Federal Budget must boost legal aid

The Law Council of Australia has renewed calls for the Federal Government to address funding issues facing legal aid agencies across the country.As the 2010 Federal Budget approaches, the…

The Law Council of Australia has renewed calls for the Federal Government to address funding issues facing legal aid agencies across the country.

As the 2010 Federal Budget approaches, the chronic shortage of legal aid funding, says the Law Council, is having far reaching effects on the broader community, and the legal profession is concerned about the effects on access to justice and the wellbeing of Australian families.

"If you do not qualify for legal assistance and do not have resources to fund representation in court, then you will be expected to represent yourself, and this has an enormous impact on people's health, stress levels and family relationships," said Glenn Ferguson, Law Council president.

A recent PricewaterhouseCoopers report commissioned by National Legal Aid revealed that legal aid funding has decreased by 12 per cent since 1996-97.

"Like any number of professions, the law is a highly skilled and specialised area. [But] a doctor wouldn't expect someone to self diagnose, so it is unjust that individuals are being forced to represent themselves in complex legal proceedings due to lack of Government funding," said Ferguson.

According to the Law Council, it has been calling on the Federal Government to alleviate the persistent underfunding of the legal aid sector for more than ten years, to no avail.

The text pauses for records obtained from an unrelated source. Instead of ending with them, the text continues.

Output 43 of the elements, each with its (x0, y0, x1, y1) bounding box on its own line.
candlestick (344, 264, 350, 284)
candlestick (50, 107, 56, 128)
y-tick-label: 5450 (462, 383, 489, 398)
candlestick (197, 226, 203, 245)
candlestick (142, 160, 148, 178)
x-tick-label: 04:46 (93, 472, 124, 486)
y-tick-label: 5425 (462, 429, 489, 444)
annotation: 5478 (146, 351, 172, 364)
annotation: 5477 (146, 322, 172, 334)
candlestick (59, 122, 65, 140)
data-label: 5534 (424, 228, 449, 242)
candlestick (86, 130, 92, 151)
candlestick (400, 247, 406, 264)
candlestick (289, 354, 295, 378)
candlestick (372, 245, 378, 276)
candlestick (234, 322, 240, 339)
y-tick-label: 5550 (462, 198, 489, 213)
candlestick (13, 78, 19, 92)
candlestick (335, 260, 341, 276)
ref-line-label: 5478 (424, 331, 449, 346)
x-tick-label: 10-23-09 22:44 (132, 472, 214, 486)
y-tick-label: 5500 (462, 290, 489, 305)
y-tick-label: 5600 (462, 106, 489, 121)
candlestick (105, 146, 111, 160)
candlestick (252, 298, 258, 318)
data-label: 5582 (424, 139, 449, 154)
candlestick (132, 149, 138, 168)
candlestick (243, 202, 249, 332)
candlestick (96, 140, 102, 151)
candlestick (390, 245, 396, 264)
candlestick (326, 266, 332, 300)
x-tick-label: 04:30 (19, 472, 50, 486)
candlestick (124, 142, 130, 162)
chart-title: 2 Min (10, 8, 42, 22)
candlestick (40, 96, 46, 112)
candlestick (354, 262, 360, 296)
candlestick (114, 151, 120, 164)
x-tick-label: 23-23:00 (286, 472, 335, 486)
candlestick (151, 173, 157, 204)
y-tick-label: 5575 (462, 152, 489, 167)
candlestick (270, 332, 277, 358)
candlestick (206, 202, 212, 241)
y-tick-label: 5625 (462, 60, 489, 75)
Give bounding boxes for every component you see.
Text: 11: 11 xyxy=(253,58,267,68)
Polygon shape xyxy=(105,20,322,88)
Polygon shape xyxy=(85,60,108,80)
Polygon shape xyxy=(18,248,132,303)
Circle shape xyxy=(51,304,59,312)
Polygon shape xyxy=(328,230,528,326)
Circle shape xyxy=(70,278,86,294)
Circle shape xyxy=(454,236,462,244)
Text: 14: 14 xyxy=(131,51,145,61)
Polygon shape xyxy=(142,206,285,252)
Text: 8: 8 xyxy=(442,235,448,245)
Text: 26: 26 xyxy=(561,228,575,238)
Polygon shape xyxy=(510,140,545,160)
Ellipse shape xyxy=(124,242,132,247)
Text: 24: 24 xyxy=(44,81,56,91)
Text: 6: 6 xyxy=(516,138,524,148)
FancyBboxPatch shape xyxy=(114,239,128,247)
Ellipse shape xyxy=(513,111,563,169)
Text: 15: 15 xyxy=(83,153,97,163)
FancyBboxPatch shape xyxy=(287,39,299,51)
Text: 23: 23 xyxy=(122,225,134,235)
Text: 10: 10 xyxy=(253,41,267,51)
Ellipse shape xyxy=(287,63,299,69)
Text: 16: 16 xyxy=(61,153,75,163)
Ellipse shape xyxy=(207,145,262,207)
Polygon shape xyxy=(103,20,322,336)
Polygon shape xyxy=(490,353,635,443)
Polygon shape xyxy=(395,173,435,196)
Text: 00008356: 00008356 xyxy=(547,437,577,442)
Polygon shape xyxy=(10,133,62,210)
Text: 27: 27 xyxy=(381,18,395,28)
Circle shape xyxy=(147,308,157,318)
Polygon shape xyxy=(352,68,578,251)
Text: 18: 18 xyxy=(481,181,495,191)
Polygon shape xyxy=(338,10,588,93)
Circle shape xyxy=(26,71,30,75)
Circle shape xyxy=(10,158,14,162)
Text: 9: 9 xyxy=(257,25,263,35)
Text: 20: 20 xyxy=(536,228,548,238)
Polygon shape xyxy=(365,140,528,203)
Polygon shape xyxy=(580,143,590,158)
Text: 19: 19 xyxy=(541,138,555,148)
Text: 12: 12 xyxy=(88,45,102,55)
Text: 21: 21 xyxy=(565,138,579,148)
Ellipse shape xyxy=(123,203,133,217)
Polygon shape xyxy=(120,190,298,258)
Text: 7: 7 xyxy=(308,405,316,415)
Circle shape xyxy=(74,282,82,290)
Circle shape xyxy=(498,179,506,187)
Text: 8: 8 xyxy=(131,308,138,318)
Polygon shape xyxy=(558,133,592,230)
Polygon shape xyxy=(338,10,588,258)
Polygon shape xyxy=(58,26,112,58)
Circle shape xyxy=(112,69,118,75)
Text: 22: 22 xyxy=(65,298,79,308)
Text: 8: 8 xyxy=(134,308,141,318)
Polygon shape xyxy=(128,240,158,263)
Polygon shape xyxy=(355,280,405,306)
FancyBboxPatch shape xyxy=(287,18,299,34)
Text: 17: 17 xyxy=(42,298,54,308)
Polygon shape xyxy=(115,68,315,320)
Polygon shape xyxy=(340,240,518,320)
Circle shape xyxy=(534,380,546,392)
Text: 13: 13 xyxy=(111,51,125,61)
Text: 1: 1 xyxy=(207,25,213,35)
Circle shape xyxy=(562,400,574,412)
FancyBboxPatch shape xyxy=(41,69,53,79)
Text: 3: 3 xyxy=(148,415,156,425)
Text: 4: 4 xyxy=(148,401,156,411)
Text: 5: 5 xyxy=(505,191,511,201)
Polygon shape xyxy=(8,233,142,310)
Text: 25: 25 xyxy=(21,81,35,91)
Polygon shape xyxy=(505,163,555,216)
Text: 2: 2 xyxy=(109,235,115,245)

"The Law Council urges the Federal Government to address the crucial issue of legal assistance sector funding in the up-coming Federal Budget," Ferguson said.

The Law Council is therefore calling on the Commonwealth to allocate at least $43.2 million to legal aid for the next financial year, and to make a commitment in the budget to restore the Commonwealth share of Legal Aid Commission funding from the current 32 per cent to 50 per cent over the long term, requiring an additional expenditure of $220 million.